1)      I 15mld sono il costo totale del progetto, che durerà circa 40 anni e dunque vanno suddivisi nell’arco temporale di 4 decenni. Il progetto costerà quindi circa 375 mln di euro all’anno (in media). Questi soldi sono prelevati dal bilancio della difesa e quindi se non spesi non possono essere redistribuiti in altri comparti di spesa. Inoltre essendo il bilancio su base triennale finora sono stati previsti circa 1mld di euro a copertura del programma, gli altri saranno trovati nei prossimi budget e quindi, in nessun caso, sono immediatamente disponibili;

2)      Il progetto creerà circa 2.500 nuovi posti di lavoro (altamente specializzati) conivolgendone in totale circa 12.000. Se dunque vogliamo girare la frittata, lo Stato spenderà circa 375 mln di euro all’anno per garantire 10.000 posti di lavoro, ovvero 37.500€ (lordi) a lavoratore. Un costo per niente elevato se pensiamo all’alta professionalità del personale impiegato, al know-how che potrà essere reinvestito in altri programmi e, non dimentichiamolo, al fatto che alla fine lo Stato avrà anche gli F-35. Da notare poi che circa 10.000 di questi lavoratori sono impegnati attualmente nella produzione dell’ultima tranche di Eurofighter che presto terminerà e che, se non reimpiegati, rischiano di perdere il lavoro.

3)      A meno che non si decida di rinunciare alla Difesa (che, per volerla vedere sempre da un ottica dei posti di lavoro, è un comparto che in Italia impiega più di 350.000 persone), i velivoli che oggi impieghiamo vanno sostituiti. E non ci verranno regalati, ma saranno velivoli prodotti all’estero, da manodopera estera, che ci limiteremo a comprare senza avere però alcun tipo di beneficio (di conoscenza o industriale).

4)      375 mln di euro all’anno risparmiati dal progetto F-35 (ammesso che si possa parlare di vero risparmio) non potrebbero essere completamente reinvestiti in altro, sia perché il comparto Difesa avrebbe comunque delle spese da sostenere, sia perché una parte di quei soldi dovrebbero essere ugualmente investiti per sostenere i lavoratori che senza F-35 non avrebbero più il loro lavoro.

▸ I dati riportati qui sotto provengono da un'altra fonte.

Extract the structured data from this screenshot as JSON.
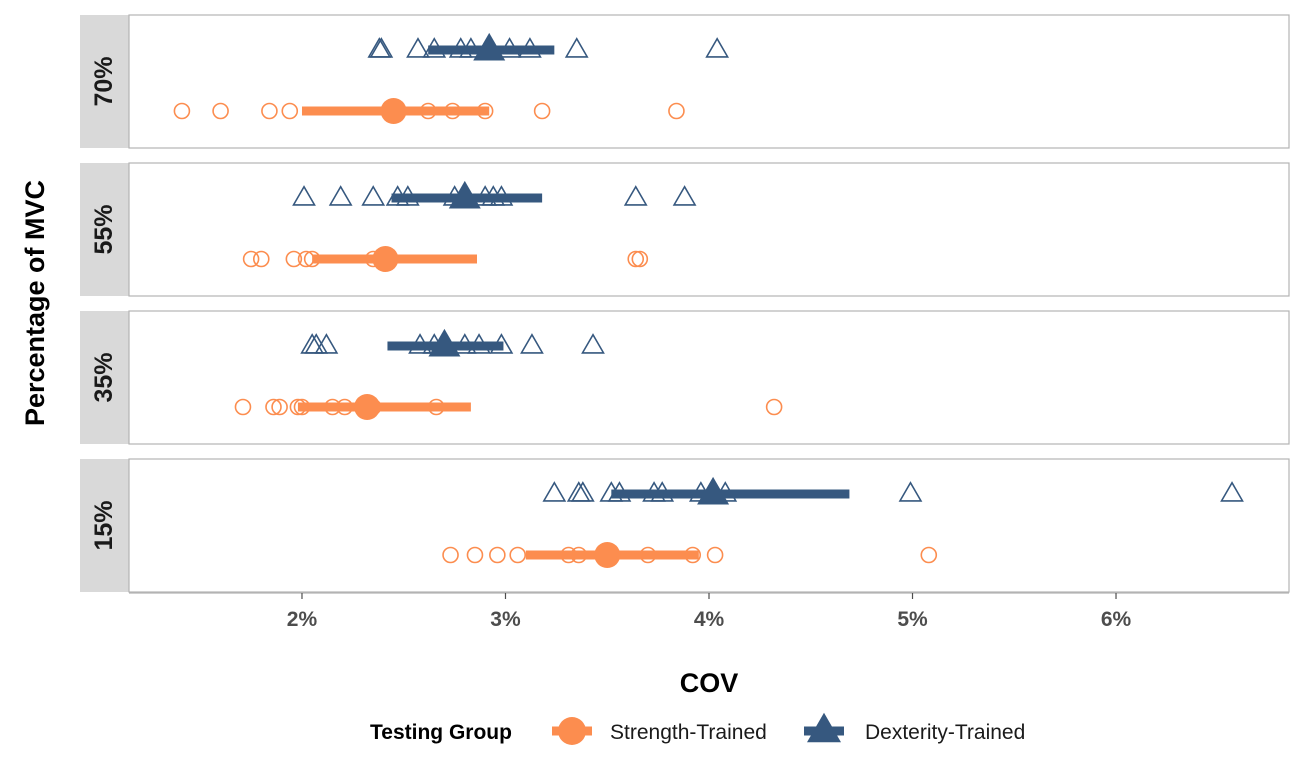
{
  "chart_data": {
    "type": "scatter",
    "xlabel": "COV",
    "ylabel": "Percentage of MVC",
    "x_ticks": [
      2,
      3,
      4,
      5,
      6
    ],
    "x_tick_labels": [
      "2%",
      "3%",
      "4%",
      "5%",
      "6%"
    ],
    "xlim": [
      1.15,
      6.85
    ],
    "grid": false,
    "legend_position": "bottom",
    "legend_title": "Testing Group",
    "series": [
      {
        "name": "Strength-Trained",
        "color": "#fc8d4f",
        "marker": "circle"
      },
      {
        "name": "Dexterity-Trained",
        "color": "#36587f",
        "marker": "triangle"
      }
    ],
    "panels": [
      {
        "label": "70%",
        "groups": [
          {
            "series": "Dexterity-Trained",
            "points": [
              2.38,
              2.39,
              2.57,
              2.65,
              2.78,
              2.83,
              2.91,
              3.02,
              3.12,
              3.35,
              4.04
            ],
            "mean": 2.92,
            "range": [
              2.62,
              3.24
            ]
          },
          {
            "series": "Strength-Trained",
            "points": [
              1.41,
              1.6,
              1.84,
              1.94,
              2.44,
              2.62,
              2.74,
              2.9,
              3.18,
              3.84
            ],
            "mean": 2.45,
            "range": [
              2.0,
              2.92
            ]
          }
        ]
      },
      {
        "label": "55%",
        "groups": [
          {
            "series": "Dexterity-Trained",
            "points": [
              2.01,
              2.19,
              2.35,
              2.47,
              2.52,
              2.75,
              2.9,
              2.94,
              2.98,
              3.64,
              3.88
            ],
            "mean": 2.8,
            "range": [
              2.44,
              3.18
            ]
          },
          {
            "series": "Strength-Trained",
            "points": [
              1.75,
              1.8,
              1.96,
              2.02,
              2.05,
              2.35,
              2.4,
              3.64,
              3.66
            ],
            "mean": 2.41,
            "range": [
              2.05,
              2.86
            ]
          }
        ]
      },
      {
        "label": "35%",
        "groups": [
          {
            "series": "Dexterity-Trained",
            "points": [
              2.05,
              2.07,
              2.12,
              2.58,
              2.65,
              2.8,
              2.87,
              2.98,
              3.13,
              3.43
            ],
            "mean": 2.7,
            "range": [
              2.42,
              2.99
            ]
          },
          {
            "series": "Strength-Trained",
            "points": [
              1.71,
              1.86,
              1.89,
              1.98,
              2.0,
              2.15,
              2.21,
              2.3,
              2.35,
              2.66,
              4.32
            ],
            "mean": 2.32,
            "range": [
              1.98,
              2.83
            ]
          }
        ]
      },
      {
        "label": "15%",
        "groups": [
          {
            "series": "Dexterity-Trained",
            "points": [
              3.24,
              3.36,
              3.38,
              3.52,
              3.56,
              3.73,
              3.77,
              3.96,
              4.08,
              4.99,
              6.57
            ],
            "mean": 4.02,
            "range": [
              3.52,
              4.69
            ]
          },
          {
            "series": "Strength-Trained",
            "points": [
              2.73,
              2.85,
              2.96,
              3.06,
              3.31,
              3.36,
              3.5,
              3.7,
              3.92,
              4.03,
              5.08
            ],
            "mean": 3.5,
            "range": [
              3.1,
              3.95
            ]
          }
        ]
      }
    ]
  }
}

La vicenda F-35 è dunque un po’ più complessa di quella che giornali e politici vorrebbero farci credere. Sarebbe interessante sentire una risposta “ragionata” sui diversi aspetti della vicenda ma, ne sono sicuro, non la avremo mai.

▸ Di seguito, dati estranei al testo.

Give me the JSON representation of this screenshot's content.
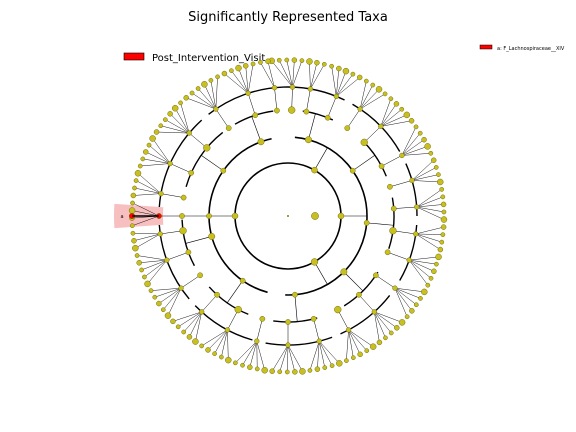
{
  "title": "Significantly Represented Taxa",
  "legend": {
    "label": "Post_Intervention_Visit",
    "color": "#ff0000"
  },
  "right_legend": {
    "label": "a: F_Lachnospiraceae__XIV",
    "color": "#ff0000"
  },
  "highlight": {
    "marker": "a",
    "color": "#ff0000"
  },
  "colors": {
    "node_fill": "#c8c020",
    "node_edge": "#6f6a08",
    "line": "#000000",
    "clade_shade": "#f6b4b4"
  },
  "chart_data": {
    "type": "cladogram",
    "layout": "circular",
    "ring_angles_deg": {
      "class": [
        -60,
        0,
        60,
        180
      ],
      "order": [
        -75,
        -35,
        5,
        45,
        85,
        125,
        165,
        180,
        215,
        250
      ],
      "family": [
        -88,
        -80,
        -68,
        -56,
        -44,
        -28,
        -16,
        -4,
        8,
        20,
        34,
        48,
        62,
        76,
        90,
        104,
        118,
        132,
        146,
        160,
        172,
        180,
        190,
        204,
        220,
        236,
        252,
        264
      ]
    },
    "leaf_count": 130,
    "highlighted_taxon": "F_Lachnospiraceae__XIV"
  }
}
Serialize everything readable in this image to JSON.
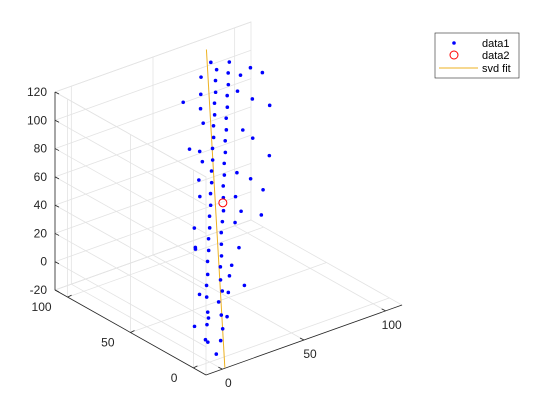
{
  "chart_data": {
    "type": "scatter",
    "projection": "3d",
    "grid": true,
    "box": "open",
    "legend_placement": "top-right",
    "axes": {
      "x": {
        "ticks": [
          0,
          50,
          100
        ],
        "tick_labels": [
          "0",
          "50",
          "100"
        ],
        "range": [
          -10,
          110
        ]
      },
      "y": {
        "ticks": [
          0,
          50,
          100
        ],
        "tick_labels": [
          "0",
          "50",
          "100"
        ],
        "range": [
          -10,
          110
        ]
      },
      "z": {
        "ticks": [
          -20,
          0,
          20,
          40,
          60,
          80,
          100,
          120
        ],
        "tick_labels": [
          "-20",
          "0",
          "20",
          "40",
          "60",
          "80",
          "100",
          "120"
        ],
        "range": [
          -20,
          120
        ]
      }
    },
    "series": [
      {
        "name": "data1",
        "kind": "points",
        "marker": "dot",
        "color": "#0000FF",
        "points": [
          [
            4,
            0,
            -16
          ],
          [
            9,
            3,
            -10
          ],
          [
            2,
            6,
            -8
          ],
          [
            11,
            4,
            -3
          ],
          [
            6,
            10,
            -1
          ],
          [
            14,
            9,
            3
          ],
          [
            8,
            12,
            6
          ],
          [
            17,
            15,
            8
          ],
          [
            12,
            18,
            12
          ],
          [
            20,
            16,
            14
          ],
          [
            15,
            22,
            17
          ],
          [
            22,
            20,
            19
          ],
          [
            18,
            25,
            22
          ],
          [
            25,
            24,
            25
          ],
          [
            21,
            29,
            28
          ],
          [
            28,
            27,
            30
          ],
          [
            24,
            32,
            33
          ],
          [
            31,
            31,
            35
          ],
          [
            27,
            36,
            38
          ],
          [
            34,
            35,
            40
          ],
          [
            30,
            39,
            43
          ],
          [
            37,
            38,
            45
          ],
          [
            33,
            43,
            48
          ],
          [
            40,
            41,
            50
          ],
          [
            36,
            46,
            53
          ],
          [
            43,
            45,
            56
          ],
          [
            39,
            50,
            58
          ],
          [
            46,
            49,
            61
          ],
          [
            42,
            53,
            63
          ],
          [
            49,
            52,
            66
          ],
          [
            45,
            57,
            68
          ],
          [
            52,
            56,
            71
          ],
          [
            48,
            60,
            73
          ],
          [
            55,
            59,
            76
          ],
          [
            51,
            64,
            78
          ],
          [
            58,
            63,
            81
          ],
          [
            54,
            67,
            83
          ],
          [
            61,
            66,
            86
          ],
          [
            57,
            71,
            88
          ],
          [
            64,
            70,
            91
          ],
          [
            60,
            74,
            93
          ],
          [
            67,
            73,
            96
          ],
          [
            63,
            78,
            98
          ],
          [
            70,
            77,
            101
          ],
          [
            66,
            81,
            103
          ],
          [
            73,
            80,
            106
          ],
          [
            69,
            85,
            108
          ],
          [
            76,
            84,
            111
          ],
          [
            72,
            88,
            113
          ],
          [
            79,
            87,
            116
          ],
          [
            10,
            14,
            0
          ],
          [
            26,
            19,
            9
          ],
          [
            35,
            28,
            20
          ],
          [
            22,
            40,
            32
          ],
          [
            44,
            37,
            42
          ],
          [
            52,
            47,
            52
          ],
          [
            38,
            58,
            64
          ],
          [
            59,
            55,
            62
          ],
          [
            47,
            69,
            75
          ],
          [
            68,
            62,
            85
          ],
          [
            56,
            80,
            96
          ],
          [
            74,
            74,
            104
          ],
          [
            64,
            90,
            110
          ],
          [
            82,
            82,
            108
          ],
          [
            5,
            8,
            -12
          ],
          [
            16,
            7,
            2
          ],
          [
            29,
            22,
            18
          ],
          [
            41,
            30,
            29
          ],
          [
            19,
            36,
            34
          ],
          [
            50,
            40,
            46
          ],
          [
            34,
            52,
            57
          ],
          [
            62,
            48,
            60
          ],
          [
            44,
            63,
            72
          ],
          [
            71,
            58,
            80
          ],
          [
            53,
            74,
            90
          ],
          [
            80,
            70,
            98
          ],
          [
            60,
            85,
            102
          ],
          [
            85,
            78,
            114
          ],
          [
            3,
            16,
            -4
          ],
          [
            13,
            25,
            10
          ],
          [
            32,
            14,
            14
          ],
          [
            57,
            33,
            44
          ],
          [
            26,
            46,
            41
          ],
          [
            65,
            42,
            54
          ],
          [
            40,
            68,
            80
          ],
          [
            75,
            50,
            70
          ],
          [
            50,
            86,
            100
          ],
          [
            86,
            64,
            94
          ],
          [
            70,
            90,
            118
          ],
          [
            90,
            75,
            110
          ]
        ]
      },
      {
        "name": "data2",
        "kind": "centroid",
        "marker": "open-circle",
        "color": "#FF0000",
        "points": [
          [
            45,
            48,
            50
          ]
        ]
      },
      {
        "name": "svd fit",
        "kind": "line",
        "color": "#EDB120",
        "points": [
          [
            0,
            -12,
            -18
          ],
          [
            75,
            100,
            120
          ]
        ]
      }
    ]
  }
}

Nel frattempo però possiamo continuare ad essere favorevoli o contrari al progetto, tenendo bene a meno però, che l’F-35 non è, e purtroppo non sarà mai, la panacea a tutti i nostri mali.

2 Comments

  1. Puoi fornire dei riferimenti bibliografici visto che l’articolo è interessante ma avremmo piacere di controllare le fonti dei numeri e delle affermazioni citate?

    • Ciao, mi fa piacere che l’articolo ti sia piaciuto.
      Per quanto riguarda le fonti, ho utilizzato informazioni provenienti da siti web, giornali e rapporti ufficiali.
      Senza voler essere esaustivo ti elenco qui di seguito alcune di quelle più facilmente reperibili.
      Riguardo al progetto F-35 e alle caratteristiche tecniche del velivolo puoi dare un’occhiata sul sito della Lockheed Martin (http://www.lockheedmartin.com/us/products/f35.html) e al suo interno alla parte dedicata all’Italia (http://www.lockheedmartin.com/us/products/f35/global-partnerships/f-35-italy.html).
      Circa invece il budget della difesa lo trovi sul sito del Ministero (quello per il 2013 è qui http://www.difesa.it/Content/Pagine/statoprevisionespesa2013.aspx). Interessante a tal proposito è anche una parte dedicata alla questione F-35 della trasmissione radiofonica di Radio1 “Zapping 2.0” andata in onda, se non erro, il 25 giugno (è disponibile in podcast).
      Per quanto riguarda più in particolare le ricadute economiche del progetto per il nostro Paese può essere molto interessante la lettura di due articoli apparsi su “Volare”:
      -“Le prime volte di Cameri”, pag.44 e seguenti, Volare n°347, Novembre 2012
      – “L’aereo bersaglio”, pag. 8 e seguenti, Volare n° 351, Marzo 2013
      Sullo stesso argomento ti consiglio la lettura di un articolo apparso su Aviation Week e disponibile anche online (http://www.aviationweek.com/Article.aspx?id=/article-xml/AW_06_17_2013_p0108-586855.xml&p=1) dal titolo emblematico “Italy Takes $1 Billion Risk With F-35 FACO”.
      Sempre su Cameri e la partecipazione italiana al programma JSF era anche apperso qualcosa su Flight International ma, non ricordo il numero (né riesco a trovarlo :-D).
      Comunque mi pare già un buon inizio, no?
      Per qualsiasi altra curiosità scrivi pure.

      Ciao!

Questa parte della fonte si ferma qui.